Saturday, June 14, 2014

Reading and Writing about Fathers

Guest Blogger: Godine Author Belinda Rathbone

  
     How well do you know your father? No matter how well, you may know him better, certainly in a new way, after he’s gone. Even without trying, we learn about our fathers from the trail of material things they leave behind, and from other people who knew him, and whom we will continue to meet for years to come. 

      A generation of daughters and sons has turned such discoveries into what might by now be considered a genre of books about fathers that is particular to our psychological age of enlightenment. We think of Susan Cheever’s Home Before Dark about her father John Cheever, Elizabeth Styron’s Reading My Father about William Styron, Honor Moore’s The Bishop’s Daughter about Bishop Paul Moore, The Duke of Deception: Memories of my Father, by Geoffrey Wolff, and Nathanial Kahn’s documentary film, My Architect: A Son’s Journey about Louis Kahn – all candid portrayals of men told from the privileged intimacy of family life in a way only their children could write.

     These authors are driven by a desire to take charge of their fathers’ legacies on their own terms, to draw a more intimate portrait of the private man behind the public face. Their subjects’ personal trials    adultery, alcoholism, homosexuality, depression, crippling self-doubt – while perhaps somewhat known to the author become better understood and more clearly defined in the process of writing, and with a candor no outside biographer is either capable or entitled to match. Whether to purge the ghosts or to right a wrong, to understand a life-changing event, or to delineate the difference between their fathers’ outward success and inner struggle, these works are not only the author’s deep reflections on his or her own experience and identity, but works of research into the adult world their father’s inhabited when they were children. The result is a concoction of both research and memory – each informing the other until they are one. Without exception, these works could not have been realized before the subject was interred. For in life, our fathers hover over us - no, they tower over us, directing our vision and, intentionally or not, blocking the view.

     During the process of writing my forthcoming book, The Boston Raphael about my father, museum director Perry T. Rathbone, I was often asked if I might be too subjective a witness to handle the task. My answer, as it might be for other authors, is that the experience of writing is in fact an immersion in objectivity – a distancing from our own experiences in the process of researching the life of a person we knew so well. We go after the subject as detectives, biographers, and historians, studying letters and documents, interviewing people close to the scene, learning of the lives they led through the eyes of their contemporaries, of the times they spent outside the home while we led a parallel life in the same household, absorbed as we were in school work, friends, games, and family. Revisiting these scenes from our childhood with new eyes, we meet our fathers, as if for the first time, face to face.

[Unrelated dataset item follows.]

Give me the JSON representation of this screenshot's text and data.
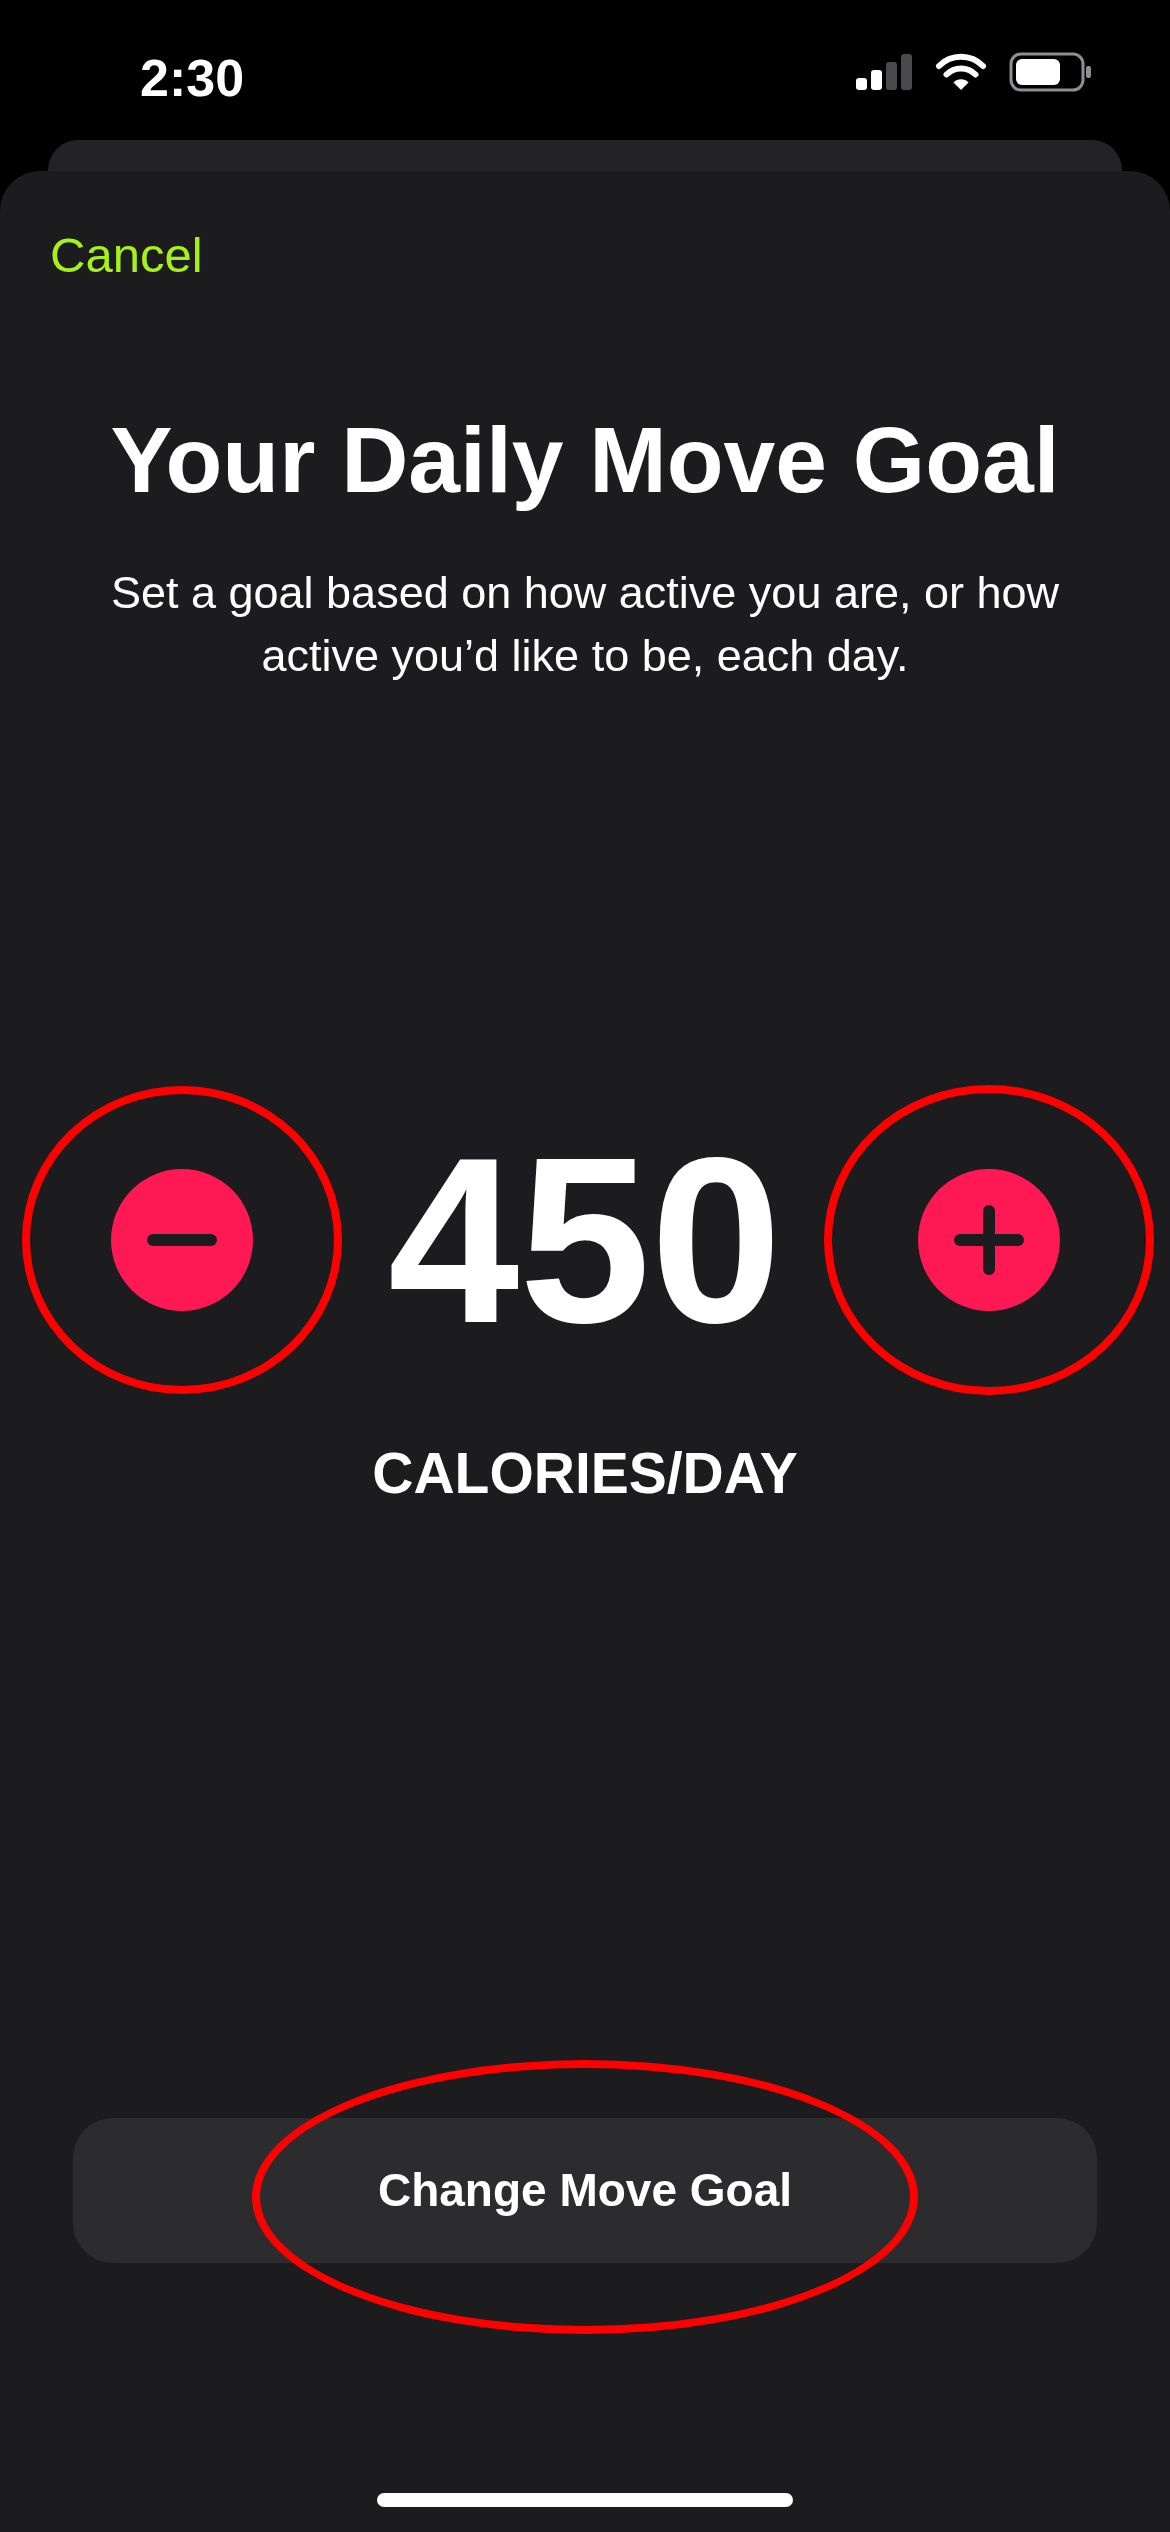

     The urge to understand our fathers is of course not limited to famous fathers –all fathers have a public face that is not the same as the man at the breakfast table. The fascination these writers awaken in us all is a longing to know our fathers not just better, but in a new way, adult to adult, to better understand them and also who we are without them. It is only after our fathers pass away that another kind of relationship can begin, a relationship of equals. “I don’t think I would have started this book if I had known where it was going to end,” wrote Susan Cheever in her preface to Home Before Dark, “but having written it I know my father better than I ever did while he was alive.”

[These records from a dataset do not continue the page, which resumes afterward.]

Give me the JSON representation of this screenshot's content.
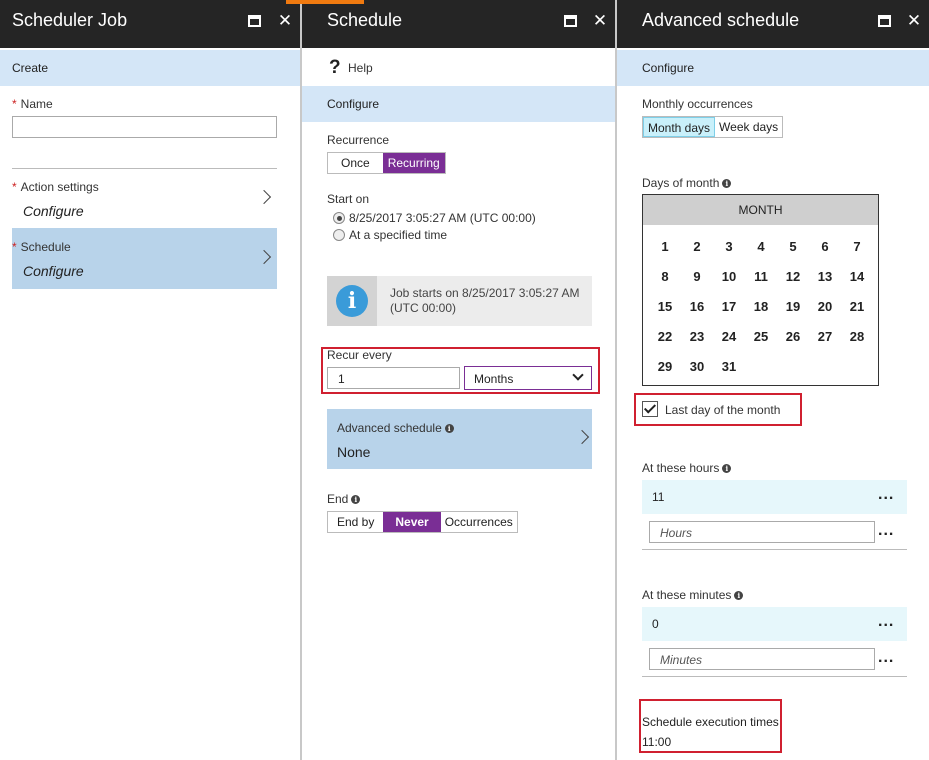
{
  "panel1": {
    "title": "Scheduler Job",
    "create": "Create",
    "name_label": "Name",
    "required_mark": "*",
    "action_label": "Action settings",
    "action_value": "Configure",
    "schedule_label": "Schedule",
    "schedule_value": "Configure"
  },
  "panel2": {
    "title": "Schedule",
    "help": "Help",
    "configure": "Configure",
    "recurrence_label": "Recurrence",
    "recurrence_options": [
      "Once",
      "Recurring"
    ],
    "start_label": "Start on",
    "start_option_now": "8/25/2017 3:05:27 AM (UTC 00:00)",
    "start_option_specified": "At a specified time",
    "info_text": "Job starts on 8/25/2017 3:05:27 AM (UTC 00:00)",
    "recur_label": "Recur every",
    "recur_value": "1",
    "recur_unit": "Months",
    "advanced_label": "Advanced schedule",
    "advanced_value": "None",
    "end_label": "End",
    "end_options": [
      "End by",
      "Never",
      "Occurrences"
    ]
  },
  "panel3": {
    "title": "Advanced schedule",
    "configure": "Configure",
    "monthly_label": "Monthly occurrences",
    "monthly_options": [
      "Month days",
      "Week days"
    ],
    "days_label": "Days of month",
    "calendar_header": "MONTH",
    "days": [
      [
        "1",
        "2",
        "3",
        "4",
        "5",
        "6",
        "7"
      ],
      [
        "8",
        "9",
        "10",
        "11",
        "12",
        "13",
        "14"
      ],
      [
        "15",
        "16",
        "17",
        "18",
        "19",
        "20",
        "21"
      ],
      [
        "22",
        "23",
        "24",
        "25",
        "26",
        "27",
        "28"
      ],
      [
        "29",
        "30",
        "31"
      ]
    ],
    "last_day_label": "Last day of the month",
    "hours_label": "At these hours",
    "hours_value": "11",
    "hours_placeholder": "Hours",
    "minutes_label": "At these minutes",
    "minutes_value": "0",
    "minutes_placeholder": "Minutes",
    "exec_label": "Schedule execution times",
    "exec_value": "11:00",
    "more": "..."
  },
  "colors": {
    "accent_purple": "#7a2e95",
    "band_blue": "#d4e6f7",
    "select_blue": "#b8d3ea",
    "highlight_red": "#d02030",
    "top_orange": "#f07a10"
  }
}
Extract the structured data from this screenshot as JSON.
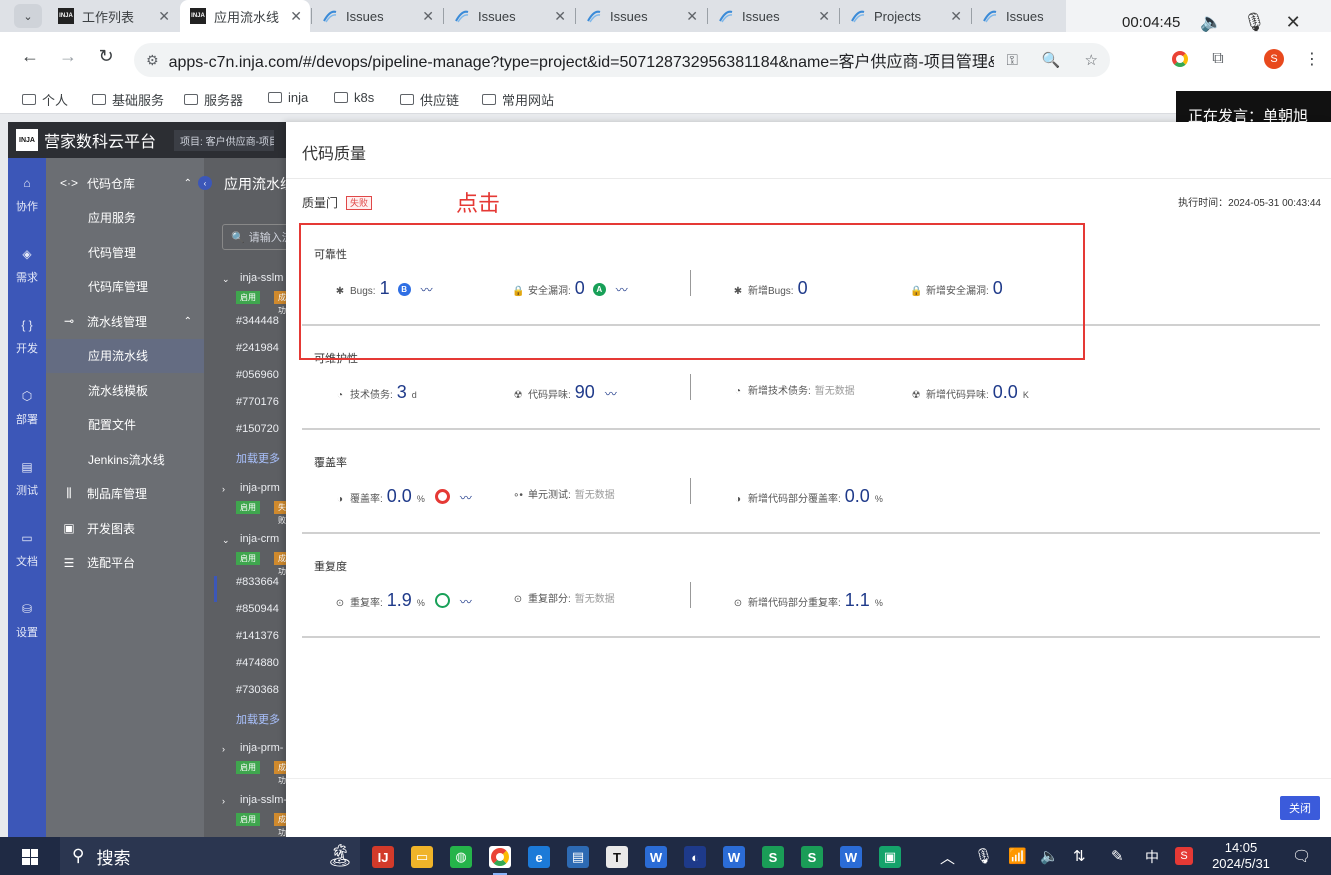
{
  "browser": {
    "tabs": [
      {
        "title": "工作列表",
        "icon": "inja"
      },
      {
        "title": "应用流水线",
        "icon": "inja"
      },
      {
        "title": "Issues",
        "icon": "jira"
      },
      {
        "title": "Issues",
        "icon": "jira"
      },
      {
        "title": "Issues",
        "icon": "jira"
      },
      {
        "title": "Issues",
        "icon": "jira"
      },
      {
        "title": "Projects",
        "icon": "jira"
      },
      {
        "title": "Issues",
        "icon": "jira"
      }
    ],
    "url": "apps-c7n.inja.com/#/devops/pipeline-manage?type=project&id=507128732956381184&name=客户供应商-项目管理&cat...",
    "bookmarks": [
      "个人",
      "基础服务",
      "服务器",
      "inja",
      "k8s",
      "供应链",
      "常用网站"
    ],
    "profile_initial": "S"
  },
  "recorder": {
    "time": "00:04:45"
  },
  "speaker_banner": "正在发言：单朝旭",
  "app": {
    "logo": "INJA",
    "title": "营家数科云平台",
    "project": "项目: 客户供应商-项目管理"
  },
  "rail": [
    {
      "icon": "rocket-icon",
      "label": "协作"
    },
    {
      "icon": "layers-icon",
      "label": "需求"
    },
    {
      "icon": "code-icon",
      "label": "开发"
    },
    {
      "icon": "deploy-icon",
      "label": "部署"
    },
    {
      "icon": "test-icon",
      "label": "测试"
    },
    {
      "icon": "doc-icon",
      "label": "文档"
    },
    {
      "icon": "settings-icon",
      "label": "设置"
    }
  ],
  "sidebar": {
    "groups": [
      {
        "label": "代码仓库",
        "items": [
          "应用服务",
          "代码管理",
          "代码库管理"
        ]
      },
      {
        "label": "流水线管理",
        "items": [
          "应用流水线",
          "流水线模板",
          "配置文件",
          "Jenkins流水线"
        ]
      }
    ],
    "singles": [
      "制品库管理",
      "开发图表",
      "选配平台"
    ]
  },
  "middle": {
    "title": "应用流水线",
    "search_placeholder": "请输入流水线名称",
    "pipelines": [
      {
        "name": "inja-sslm",
        "runs": [
          "#344448",
          "#241984",
          "#056960",
          "#770176",
          "#150720"
        ]
      },
      {
        "name": "inja-prm",
        "runs": []
      },
      {
        "name": "inja-crm",
        "runs": [
          "#833664",
          "#850944",
          "#141376",
          "#474880",
          "#730368"
        ]
      },
      {
        "name": "inja-prm-",
        "runs": []
      },
      {
        "name": "inja-sslm-",
        "runs": []
      }
    ],
    "load_more": "加载更多",
    "tag_enabled": "启用",
    "tag_status": "成功",
    "tag_failed": "失败"
  },
  "drawer": {
    "title": "代码质量",
    "quality_gate_label": "质量门",
    "quality_gate_status": "失败",
    "exec_time": "执行时间：2024-05-31 00:43:44",
    "annotation": "点击",
    "close_label": "关闭",
    "sections": [
      {
        "title": "可靠性",
        "metrics": [
          {
            "icon": "bug-icon",
            "label": "Bugs:",
            "value": "1",
            "unit": "",
            "grade": "B",
            "grade_color": "#2f6fe4",
            "trend": true
          },
          {
            "icon": "lock-icon",
            "label": "安全漏洞:",
            "value": "0",
            "unit": "",
            "grade": "A",
            "grade_color": "#18a058",
            "trend": true
          },
          {
            "icon": "bug-icon",
            "label": "新增Bugs:",
            "value": "0",
            "unit": ""
          },
          {
            "icon": "lock-icon",
            "label": "新增安全漏洞:",
            "value": "0",
            "unit": ""
          }
        ]
      },
      {
        "title": "可维护性",
        "metrics": [
          {
            "icon": "debt-icon",
            "label": "技术债务:",
            "value": "3",
            "unit": "d"
          },
          {
            "icon": "smell-icon",
            "label": "代码异味:",
            "value": "90",
            "unit": "",
            "trend": true
          },
          {
            "icon": "debt-icon",
            "label": "新增技术债务:",
            "novalue": "暂无数据"
          },
          {
            "icon": "smell-icon",
            "label": "新增代码异味:",
            "value": "0.0",
            "unit": "K"
          }
        ]
      },
      {
        "title": "覆盖率",
        "metrics": [
          {
            "icon": "coverage-icon",
            "label": "覆盖率:",
            "value": "0.0",
            "unit": "%",
            "ring": "#e53935",
            "trend": true
          },
          {
            "icon": "unit-test-icon",
            "label": "单元测试:",
            "novalue": "暂无数据"
          },
          {
            "icon": "coverage-icon",
            "label": "新增代码部分覆盖率:",
            "value": "0.0",
            "unit": "%"
          }
        ]
      },
      {
        "title": "重复度",
        "metrics": [
          {
            "icon": "duplicate-icon",
            "label": "重复率:",
            "value": "1.9",
            "unit": "%",
            "ring": "#18a058",
            "trend": true
          },
          {
            "icon": "duplicate-icon",
            "label": "重复部分:",
            "novalue": "暂无数据"
          },
          {
            "icon": "duplicate-icon",
            "label": "新增代码部分重复率:",
            "value": "1.1",
            "unit": "%"
          }
        ]
      }
    ]
  },
  "taskbar": {
    "search_label": "搜索",
    "ime": "中",
    "time": "14:05",
    "date": "2024/5/31"
  }
}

Belinda Rathbone is a biographer and photography historian. She is the author of the critically acclaimed Walker Evans: A Biography, and the forthcoming The Boston Raphael (Fall 2014, David R. Godine). She lives in Cambridge, MA. - 



Learn more about The Boston Raphael from the most recent issue of Art New England:
http://artnewengland.com/ed_columns/the-boston-raphael-a-curious-case/




1 comment:

  1. It's strange to think that writers, who often possess great intuition and perspective, in fact, like everyone else, usually see their parents through the eyes of an offspring. They don't know this until they look again with wider self permission. And then the wonderful biographies appear.